Troubleshootings
infoROM is corrupted (nvidia-smi return code 14)
Issue:
nvidia-operator-validator fails and nvidia-driver-daemonsets fails as well.
Observation:
Output from kubectl logs -n gpu-operator nvidia-operator-validator-xxxxx -c driver-validation:
| NVIDIA-SMI 470.82.01 Driver Version: 470.82.01 CUDA Version: 11.4 |
|-------------------------------+----------------------+----------------------+
| GPU Name Persistence-M| Bus-Id Disp.A | Volatile Uncorr.
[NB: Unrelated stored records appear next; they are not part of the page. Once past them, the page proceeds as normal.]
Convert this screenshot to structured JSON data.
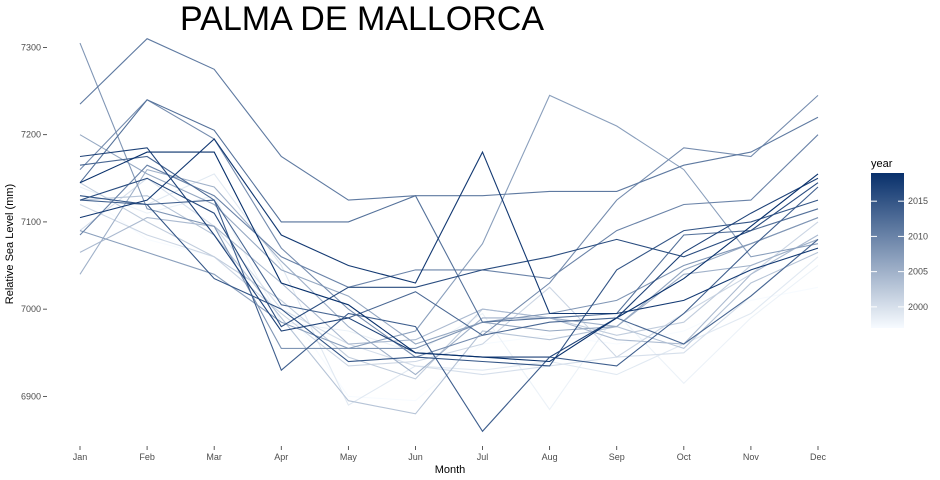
{
  "chart_data": {
    "type": "line",
    "title": "PALMA DE MALLORCA",
    "xlabel": "Month",
    "ylabel": "Relative Sea Level (mm)",
    "categories": [
      "Jan",
      "Feb",
      "Mar",
      "Apr",
      "May",
      "Jun",
      "Jul",
      "Aug",
      "Sep",
      "Oct",
      "Nov",
      "Dec"
    ],
    "ylim": [
      6850,
      7320
    ],
    "yticks": [
      6900,
      7000,
      7100,
      7200,
      7300
    ],
    "grid": false,
    "legend": {
      "title": "year",
      "position": "right",
      "type": "colorbar",
      "range": [
        1997,
        2019
      ],
      "ticks": [
        2000,
        2005,
        2010,
        2015
      ],
      "color_low": "#f7fbff",
      "color_high": "#08306b"
    },
    "series": [
      {
        "year": 1997,
        "values": [
          7135,
          7080,
          7060,
          7010,
          6900,
          6895,
          6960,
          6970,
          6960,
          6975,
          7010,
          7025
        ]
      },
      {
        "year": 1998,
        "values": [
          7140,
          7110,
          7130,
          6985,
          6975,
          6950,
          6995,
          6885,
          6995,
          6915,
          6990,
          7050
        ]
      },
      {
        "year": 1999,
        "values": [
          7130,
          7120,
          7155,
          7050,
          6890,
          6935,
          6930,
          6940,
          6925,
          6960,
          6995,
          7060
        ]
      },
      {
        "year": 2000,
        "values": [
          7090,
          7150,
          7095,
          7000,
          6960,
          6935,
          6925,
          6935,
          6945,
          6950,
          7015,
          7080
        ]
      },
      {
        "year": 2001,
        "values": [
          7120,
          7085,
          7060,
          6995,
          6935,
          6940,
          6960,
          7025,
          6945,
          6995,
          7040,
          7100
        ]
      },
      {
        "year": 2002,
        "values": [
          7145,
          7100,
          7060,
          7010,
          6945,
          6920,
          7000,
          6990,
          6970,
          6985,
          7050,
          7080
        ]
      },
      {
        "year": 2003,
        "values": [
          7125,
          7130,
          7085,
          6990,
          6895,
          6880,
          6975,
          6965,
          6980,
          6955,
          7030,
          7065
        ]
      },
      {
        "year": 2004,
        "values": [
          7065,
          7105,
          7095,
          7030,
          6960,
          6965,
          7000,
          6990,
          6965,
          6960,
          7040,
          7085
        ]
      },
      {
        "year": 2005,
        "values": [
          7040,
          7160,
          7140,
          7055,
          6980,
          6925,
          6990,
          6990,
          6980,
          7040,
          7050,
          7080
        ]
      },
      {
        "year": 2006,
        "values": [
          7200,
          7155,
          7120,
          7045,
          7015,
          6960,
          6985,
          6975,
          6980,
          7045,
          7075,
          7105
        ]
      },
      {
        "year": 2007,
        "values": [
          7090,
          7065,
          7040,
          6985,
          6955,
          6975,
          7075,
          7245,
          7210,
          7160,
          7060,
          7075
        ]
      },
      {
        "year": 2008,
        "values": [
          7305,
          7115,
          7095,
          6955,
          6955,
          6955,
          6985,
          6995,
          7010,
          7050,
          7075,
          7105
        ]
      },
      {
        "year": 2009,
        "values": [
          7160,
          7240,
          7195,
          7070,
          7000,
          6945,
          6970,
          7030,
          7125,
          7185,
          7175,
          7245
        ]
      },
      {
        "year": 2010,
        "values": [
          7085,
          7165,
          7130,
          7060,
          7025,
          7045,
          7045,
          7035,
          7090,
          7120,
          7125,
          7200
        ]
      },
      {
        "year": 2011,
        "values": [
          7235,
          7310,
          7275,
          7175,
          7125,
          7130,
          7130,
          7135,
          7135,
          7165,
          7180,
          7220
        ]
      },
      {
        "year": 2012,
        "values": [
          7145,
          7240,
          7205,
          7100,
          7100,
          7130,
          6985,
          6990,
          6995,
          7085,
          7090,
          7115
        ]
      },
      {
        "year": 2013,
        "values": [
          7165,
          7175,
          7125,
          7005,
          6990,
          7020,
          6970,
          6985,
          6990,
          6960,
          7015,
          7080
        ]
      },
      {
        "year": 2014,
        "values": [
          7125,
          7120,
          7125,
          6930,
          6995,
          6980,
          6860,
          6945,
          6935,
          6995,
          7070,
          7140
        ]
      },
      {
        "year": 2015,
        "values": [
          7130,
          7120,
          7035,
          7000,
          6940,
          6945,
          6940,
          6935,
          7045,
          7090,
          7100,
          7125
        ]
      },
      {
        "year": 2016,
        "values": [
          7125,
          7150,
          7110,
          6980,
          7025,
          7025,
          7045,
          7060,
          7080,
          7060,
          7090,
          7145
        ]
      },
      {
        "year": 2017,
        "values": [
          7175,
          7185,
          7085,
          6975,
          6990,
          6950,
          6945,
          6945,
          6990,
          7065,
          7110,
          7150
        ]
      },
      {
        "year": 2018,
        "values": [
          7105,
          7125,
          7195,
          7085,
          7050,
          7030,
          7180,
          6995,
          6995,
          7010,
          7045,
          7070
        ]
      },
      {
        "year": 2019,
        "values": [
          7145,
          7180,
          7180,
          7030,
          7005,
          6950,
          6945,
          6940,
          6990,
          7035,
          7095,
          7155
        ]
      }
    ]
  }
}
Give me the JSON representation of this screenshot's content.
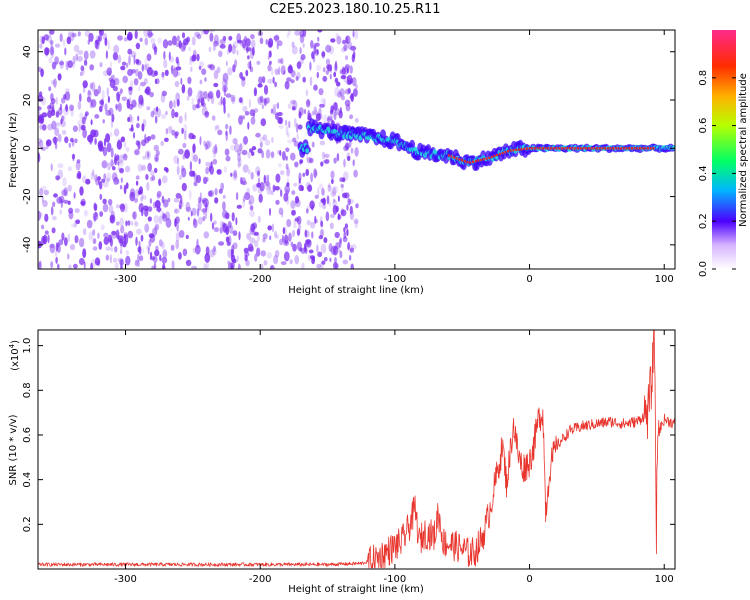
{
  "title": "C2E5.2023.180.10.25.R11",
  "colors": {
    "spectrogram_speckle": "#7b2cf0",
    "spectrogram_core": "#23d6e0",
    "spectrogram_peak": "#e02a2a",
    "snr_line": "#e8352e"
  },
  "chart_data": [
    {
      "type": "heatmap",
      "title": "C2E5.2023.180.10.25.R11",
      "xlabel": "Height of straight line (km)",
      "ylabel": "Frequency (Hz)",
      "xlim": [
        -365,
        108
      ],
      "ylim": [
        -50,
        49
      ],
      "x_ticks": [
        -300,
        -200,
        -100,
        0,
        100
      ],
      "y_ticks": [
        -40,
        -20,
        0,
        20,
        40
      ],
      "ridge": {
        "description_points": [
          {
            "x": -165,
            "y": 9
          },
          {
            "x": -140,
            "y": 6
          },
          {
            "x": -120,
            "y": 5
          },
          {
            "x": -100,
            "y": 3
          },
          {
            "x": -80,
            "y": -2
          },
          {
            "x": -60,
            "y": -3
          },
          {
            "x": -45,
            "y": -6
          },
          {
            "x": -30,
            "y": -4
          },
          {
            "x": -15,
            "y": -1
          },
          {
            "x": 0,
            "y": 0
          },
          {
            "x": 50,
            "y": 0
          },
          {
            "x": 92,
            "y": 0
          },
          {
            "x": 108,
            "y": 0
          }
        ]
      },
      "colorbar": {
        "label": "Normalized spectral amplitude",
        "range": [
          0,
          1
        ],
        "ticks": [
          0.0,
          0.2,
          0.4,
          0.6,
          0.8
        ]
      }
    },
    {
      "type": "line",
      "xlabel": "Height of straight line (km)",
      "ylabel": "SNR (10 * v/v)",
      "y_multiplier_label": "(x10",
      "y_multiplier_exponent": "4",
      "y_multiplier_close": ")",
      "xlim": [
        -365,
        108
      ],
      "ylim": [
        0.0,
        1.07
      ],
      "x_ticks": [
        -300,
        -200,
        -100,
        0,
        100
      ],
      "y_ticks": [
        0.2,
        0.4,
        0.6,
        0.8,
        1.0
      ],
      "series": [
        {
          "values_description": "x in km, y in units of 10^4",
          "points": [
            [
              -365,
              0.02
            ],
            [
              -300,
              0.02
            ],
            [
              -250,
              0.02
            ],
            [
              -200,
              0.02
            ],
            [
              -150,
              0.02
            ],
            [
              -125,
              0.025
            ],
            [
              -115,
              0.04
            ],
            [
              -105,
              0.08
            ],
            [
              -95,
              0.12
            ],
            [
              -90,
              0.18
            ],
            [
              -85,
              0.27
            ],
            [
              -82,
              0.12
            ],
            [
              -78,
              0.16
            ],
            [
              -70,
              0.15
            ],
            [
              -68,
              0.26
            ],
            [
              -64,
              0.12
            ],
            [
              -58,
              0.11
            ],
            [
              -50,
              0.09
            ],
            [
              -45,
              0.07
            ],
            [
              -40,
              0.08
            ],
            [
              -35,
              0.14
            ],
            [
              -30,
              0.25
            ],
            [
              -25,
              0.4
            ],
            [
              -20,
              0.55
            ],
            [
              -17,
              0.38
            ],
            [
              -12,
              0.65
            ],
            [
              -8,
              0.5
            ],
            [
              -5,
              0.45
            ],
            [
              0,
              0.48
            ],
            [
              3,
              0.55
            ],
            [
              7,
              0.68
            ],
            [
              10,
              0.7
            ],
            [
              12,
              0.25
            ],
            [
              15,
              0.45
            ],
            [
              20,
              0.55
            ],
            [
              30,
              0.62
            ],
            [
              40,
              0.64
            ],
            [
              50,
              0.65
            ],
            [
              60,
              0.66
            ],
            [
              70,
              0.65
            ],
            [
              80,
              0.66
            ],
            [
              88,
              0.7
            ],
            [
              91,
              0.86
            ],
            [
              93,
              1.07
            ],
            [
              94,
              0.05
            ],
            [
              95,
              0.6
            ],
            [
              100,
              0.67
            ],
            [
              108,
              0.65
            ]
          ]
        }
      ]
    }
  ]
}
ECC |
| Fan Temp Perf Pwr:Usage/Cap| Memory-Usage | GPU-Util Compute M. |
| | | MIG M. |
|===============================+======================+======================|
| 0 Tesla P100-PCIE... On | 00000000:0B:00.0 Off | 0 |
| N/A 42C P0 29W / 250W | 0MiB / 16280MiB | 0% Default |
| | | N/A |
+-------------------------------+----------------------+----------------------+
+-----------------------------------------------------------------------------+
| Processes: |
| GPU GI CI PID Type Process name GPU Memory |
| ID ID Usage |
|=============================================================================|
| No running processes found |
+-----------------------------------------------------------------------------+
WARNING: infoROM is corrupted at gpu 0000:0B:00.0
14
The GPU emits some warning messages related to infoROM.
Note:
possible return value for nvidia-smi is listed below (reference: nvidia-smi specification):
RETURN VALUE
Return code reflects whether the operation succeeded or failed and what
was the reason of failure.
· Return code 0 - Success
· Return code 2 - A supplied argument or flag is invalid
· Return code 3 - The requested operation is not available on target device
· Return code 4 - The current user does not have permission to access this device or perform this operation
· Return code 6 - A query to find an object was unsuccessful
· Return code 8 - A device's external power cables are not properly attached
· Return code 9 - NVIDIA driver is not loaded
· Return code 10 - NVIDIA Kernel detected an interrupt issue with a GPU
· Return code 12 - NVML Shared Library couldn't be found or loaded
· Return code 13 - Local version of NVML doesn't implement this function
· Return code 14 - infoROM is corrupted
· Return code 15 - The GPU has fallen off the bus or has otherwise become inaccessible
· Return code 255 - Other error or internal driver error occurred
Root cause:
nvidi-smi should return a success code (Return code 0) for driver-validator to pass and GPU operator to successfully deploy driver pod on the node.
Action:
replace the faulty GPU
EFI + Secure Boot
Issue: GPU Driver pod fails to deploy
Root cause: EFI Secure Boot is currently not supported with GPU Operator
Action: Disable EFI Secure Boot on the server